I think you answered your own question, right in your first paragraph.

I don’t have an answer, just an observation about Slashdot’s system. Once in a while I have deep knowledge on the specific topic and it’s interesting to watch posts that are simply wrong (but sound intelligent and logical) get voted up.

Sometimes those incorrect posts are countered with someone with accurate information and the counter post is modded up also so you see both at the same time.

Sometimes, when there are much fewer people that have deep knowledge in the area, you see one or two lone posts countering the misinformation and everyone else agreeing with the incorrect post and slapping themselves on the back in support of each other.

But I do think in general, good/accurate posts do rise up in Slashdot’s system.

It depends on what sort of communication you want. If your content consists entirely of one person asking a question and a bunch of people answering it, then it makes sense to have the “best” answer (assuming you can tell which one that is, but we’ll leave that issue aside for the moment) at the top, with all the others below it and possibly even hidden. For something like that, Google’s algorithm, or Firefox’s, works pretty well. On the other hand, if you want to have some sort of conversation between the different responders, like we have here, then you have to leave the posts in their original order, and not hide any but the absolute worst, lest you disrupt the flow of the conversation.

Weather Underground has an interesting compromise for this. Users can upvote/downvote if they choose to.
You have the option of hiding all posts that are below a certain threshold. I don’t think there is any technical impact from a post being upvoted, other than keeping it above these thresholds.

The posts there stay in order.

The Dope’s format precludes truly multi-threaded discussions in one thread (which is why we have the concept of hijacking here), but I don’t think that’s an unsolvable problem.

Other sites experiment with systems nonetheless – for example, showing the first ancestor of a highly voted comment, or maybe just its immediate parent, but hiding all the siblings and children. Slashdot “reparents” certain comments proximal to highly-rated ones to retain the context, for example, whereas Reddit (with an addon that many users use) will allow easy expansion of collapsed threads surrounding highly-rated comments.

That’s really neat! What a fascinating field to be in. Thank you.

Of course, that’s assuming that all posts have a clear parentage. But a post can also be “All this talk of X reminds me of Y”, deriving vaguely from any or all of the other posts in the thread, or it can be “I take a middle view between A and B”, where A and B could both legitimately be argued to be parents, and so on. Or a post could have a number of subsections each of which has a single clear parentage, but a different one for each subsection.

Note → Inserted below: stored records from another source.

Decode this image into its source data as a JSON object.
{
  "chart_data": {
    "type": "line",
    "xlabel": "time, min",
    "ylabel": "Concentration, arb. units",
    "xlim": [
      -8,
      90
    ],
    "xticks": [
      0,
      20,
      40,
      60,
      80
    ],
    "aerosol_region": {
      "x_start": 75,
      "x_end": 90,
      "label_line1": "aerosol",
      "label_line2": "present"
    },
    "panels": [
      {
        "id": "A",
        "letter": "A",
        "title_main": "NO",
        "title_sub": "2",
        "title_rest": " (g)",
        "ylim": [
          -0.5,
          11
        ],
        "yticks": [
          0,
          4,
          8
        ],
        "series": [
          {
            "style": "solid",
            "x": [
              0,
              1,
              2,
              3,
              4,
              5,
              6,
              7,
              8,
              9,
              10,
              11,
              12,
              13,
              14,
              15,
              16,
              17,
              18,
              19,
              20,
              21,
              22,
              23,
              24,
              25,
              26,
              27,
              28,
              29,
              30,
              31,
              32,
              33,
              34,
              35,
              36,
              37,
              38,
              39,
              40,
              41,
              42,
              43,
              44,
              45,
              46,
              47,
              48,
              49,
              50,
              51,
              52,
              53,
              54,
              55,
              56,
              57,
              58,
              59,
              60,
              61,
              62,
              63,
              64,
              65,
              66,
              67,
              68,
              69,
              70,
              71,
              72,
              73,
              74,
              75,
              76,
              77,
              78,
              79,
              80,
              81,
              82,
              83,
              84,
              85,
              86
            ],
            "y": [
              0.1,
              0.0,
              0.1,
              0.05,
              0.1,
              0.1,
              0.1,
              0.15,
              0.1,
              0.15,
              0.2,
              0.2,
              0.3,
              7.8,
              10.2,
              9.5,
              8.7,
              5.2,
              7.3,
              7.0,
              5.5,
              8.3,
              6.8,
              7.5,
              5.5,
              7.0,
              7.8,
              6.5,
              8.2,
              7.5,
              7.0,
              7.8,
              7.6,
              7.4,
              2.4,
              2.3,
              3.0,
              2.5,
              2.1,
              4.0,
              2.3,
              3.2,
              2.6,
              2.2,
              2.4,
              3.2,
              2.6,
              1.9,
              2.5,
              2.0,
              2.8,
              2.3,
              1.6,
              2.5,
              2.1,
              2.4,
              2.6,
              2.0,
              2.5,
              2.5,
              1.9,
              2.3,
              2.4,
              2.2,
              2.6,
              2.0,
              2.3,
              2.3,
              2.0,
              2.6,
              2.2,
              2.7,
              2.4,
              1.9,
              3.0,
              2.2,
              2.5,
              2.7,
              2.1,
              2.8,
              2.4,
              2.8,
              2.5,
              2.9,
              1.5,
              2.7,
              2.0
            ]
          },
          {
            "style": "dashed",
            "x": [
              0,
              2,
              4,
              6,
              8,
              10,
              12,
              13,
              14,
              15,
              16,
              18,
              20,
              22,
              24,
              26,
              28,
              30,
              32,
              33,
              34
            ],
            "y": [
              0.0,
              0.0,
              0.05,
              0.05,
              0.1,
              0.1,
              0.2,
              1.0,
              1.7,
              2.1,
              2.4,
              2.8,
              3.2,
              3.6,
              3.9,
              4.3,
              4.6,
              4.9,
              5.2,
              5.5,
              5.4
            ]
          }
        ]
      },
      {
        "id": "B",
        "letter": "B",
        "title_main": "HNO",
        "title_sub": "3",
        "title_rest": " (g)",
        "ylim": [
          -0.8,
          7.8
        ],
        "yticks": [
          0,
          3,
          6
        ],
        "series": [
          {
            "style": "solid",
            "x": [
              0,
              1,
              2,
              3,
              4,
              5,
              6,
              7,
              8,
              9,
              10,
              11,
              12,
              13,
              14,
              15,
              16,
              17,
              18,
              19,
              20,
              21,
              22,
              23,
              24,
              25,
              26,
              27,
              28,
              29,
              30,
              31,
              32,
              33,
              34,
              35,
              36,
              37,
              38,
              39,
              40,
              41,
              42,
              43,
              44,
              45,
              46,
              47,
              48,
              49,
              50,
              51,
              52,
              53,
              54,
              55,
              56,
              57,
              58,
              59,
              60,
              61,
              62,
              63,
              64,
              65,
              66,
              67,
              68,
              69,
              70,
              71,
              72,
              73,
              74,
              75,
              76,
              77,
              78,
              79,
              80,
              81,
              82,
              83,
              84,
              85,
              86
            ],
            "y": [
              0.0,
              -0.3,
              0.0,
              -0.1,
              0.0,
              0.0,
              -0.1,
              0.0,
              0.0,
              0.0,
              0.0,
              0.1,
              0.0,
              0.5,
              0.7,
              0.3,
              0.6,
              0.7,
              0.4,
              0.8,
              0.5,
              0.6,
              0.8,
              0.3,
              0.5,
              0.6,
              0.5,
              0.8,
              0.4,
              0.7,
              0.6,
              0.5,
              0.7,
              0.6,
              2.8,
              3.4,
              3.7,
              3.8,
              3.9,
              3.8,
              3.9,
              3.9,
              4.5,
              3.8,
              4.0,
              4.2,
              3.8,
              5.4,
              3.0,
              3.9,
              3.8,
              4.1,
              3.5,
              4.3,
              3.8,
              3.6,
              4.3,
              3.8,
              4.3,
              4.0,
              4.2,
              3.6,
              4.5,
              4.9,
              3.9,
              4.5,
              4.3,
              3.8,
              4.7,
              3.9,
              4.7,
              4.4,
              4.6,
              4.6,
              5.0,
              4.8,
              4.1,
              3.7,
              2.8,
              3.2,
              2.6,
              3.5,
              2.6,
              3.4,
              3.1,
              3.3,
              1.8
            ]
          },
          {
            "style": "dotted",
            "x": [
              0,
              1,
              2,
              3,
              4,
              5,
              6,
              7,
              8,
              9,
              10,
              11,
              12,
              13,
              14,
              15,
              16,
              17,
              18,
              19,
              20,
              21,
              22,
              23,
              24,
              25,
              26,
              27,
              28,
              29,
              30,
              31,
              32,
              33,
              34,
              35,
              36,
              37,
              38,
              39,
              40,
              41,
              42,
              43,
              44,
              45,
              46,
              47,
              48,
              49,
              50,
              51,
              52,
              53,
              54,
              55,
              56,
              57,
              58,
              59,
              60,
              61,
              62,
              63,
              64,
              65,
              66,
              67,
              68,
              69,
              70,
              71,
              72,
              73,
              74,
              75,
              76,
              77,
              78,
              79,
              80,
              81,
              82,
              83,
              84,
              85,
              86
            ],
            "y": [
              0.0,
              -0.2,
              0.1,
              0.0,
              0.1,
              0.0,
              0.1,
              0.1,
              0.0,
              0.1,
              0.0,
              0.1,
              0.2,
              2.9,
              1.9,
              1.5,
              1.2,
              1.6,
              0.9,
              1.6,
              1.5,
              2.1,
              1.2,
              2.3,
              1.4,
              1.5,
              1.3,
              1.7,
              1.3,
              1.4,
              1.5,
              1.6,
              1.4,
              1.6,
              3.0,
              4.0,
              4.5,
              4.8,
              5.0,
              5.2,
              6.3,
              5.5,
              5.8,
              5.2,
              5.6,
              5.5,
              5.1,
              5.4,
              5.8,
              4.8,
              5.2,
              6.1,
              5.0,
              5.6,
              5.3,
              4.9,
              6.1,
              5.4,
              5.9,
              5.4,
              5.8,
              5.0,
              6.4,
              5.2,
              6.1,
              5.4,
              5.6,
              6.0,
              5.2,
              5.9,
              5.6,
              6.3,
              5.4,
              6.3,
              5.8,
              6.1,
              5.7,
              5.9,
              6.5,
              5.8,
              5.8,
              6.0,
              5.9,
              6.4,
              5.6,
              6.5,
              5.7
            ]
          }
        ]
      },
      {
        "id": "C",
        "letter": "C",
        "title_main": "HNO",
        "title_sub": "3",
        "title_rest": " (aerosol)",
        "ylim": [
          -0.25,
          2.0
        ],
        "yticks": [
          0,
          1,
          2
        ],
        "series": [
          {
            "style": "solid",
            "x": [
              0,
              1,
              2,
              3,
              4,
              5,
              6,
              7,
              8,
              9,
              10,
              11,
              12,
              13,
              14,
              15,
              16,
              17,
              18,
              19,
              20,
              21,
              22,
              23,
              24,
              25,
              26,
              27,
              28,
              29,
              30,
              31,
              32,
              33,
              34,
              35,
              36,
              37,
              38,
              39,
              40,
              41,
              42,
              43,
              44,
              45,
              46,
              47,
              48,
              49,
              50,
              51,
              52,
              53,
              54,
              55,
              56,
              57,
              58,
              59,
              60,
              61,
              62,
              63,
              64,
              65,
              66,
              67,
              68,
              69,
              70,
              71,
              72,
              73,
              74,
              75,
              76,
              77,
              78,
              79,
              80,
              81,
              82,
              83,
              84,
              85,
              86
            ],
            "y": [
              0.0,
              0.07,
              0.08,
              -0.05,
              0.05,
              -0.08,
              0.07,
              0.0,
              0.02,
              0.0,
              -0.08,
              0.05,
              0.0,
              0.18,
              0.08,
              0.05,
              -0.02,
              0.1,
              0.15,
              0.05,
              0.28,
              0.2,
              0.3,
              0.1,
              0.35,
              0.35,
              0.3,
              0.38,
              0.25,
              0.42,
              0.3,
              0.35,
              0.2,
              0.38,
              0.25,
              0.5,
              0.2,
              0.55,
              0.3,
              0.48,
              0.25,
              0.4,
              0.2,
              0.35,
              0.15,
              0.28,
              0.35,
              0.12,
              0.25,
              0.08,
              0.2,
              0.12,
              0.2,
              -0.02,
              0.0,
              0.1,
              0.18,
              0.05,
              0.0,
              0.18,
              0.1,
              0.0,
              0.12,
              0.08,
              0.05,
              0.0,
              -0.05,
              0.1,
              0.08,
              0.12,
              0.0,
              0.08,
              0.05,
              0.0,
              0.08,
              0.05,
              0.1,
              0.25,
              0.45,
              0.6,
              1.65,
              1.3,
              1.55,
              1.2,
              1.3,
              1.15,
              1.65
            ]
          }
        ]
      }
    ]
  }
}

And even if a post does have a clear logical parent, the software won’t necessarily know that, unless the poster indicates it in some way.

Most modern forums, and even Facebook, let you reply to specific comments. And most people actually use that functionality (unless they’re trying to jump the hierarchy for a recentness bonus), and so tracking lineage isn’t that hard for the software.

I guess what I’m saying is that yeah, lineage is an issue, but I don’t think it’s one of the harder ones. Reddit, Slashdot, the discourse forum that was unsuccessfully pitched here a while back, etc. all deal with this to some level of success. It’s necessary when 300+ responses are the norm, not the exception as it is here.

IOW, the structure of a discussion and the structure of a forum are connected by a two-way street, and I’m sure each shapes the other.

Edit: And I do find the SDMB’s “flat” format easier to read, but it is unusable for discussions more than 3-4 pages long.

The SDMB has an option for threaded mode displays, but because the default view is linear, the vast majority of people don’t post in a way that would make threading work.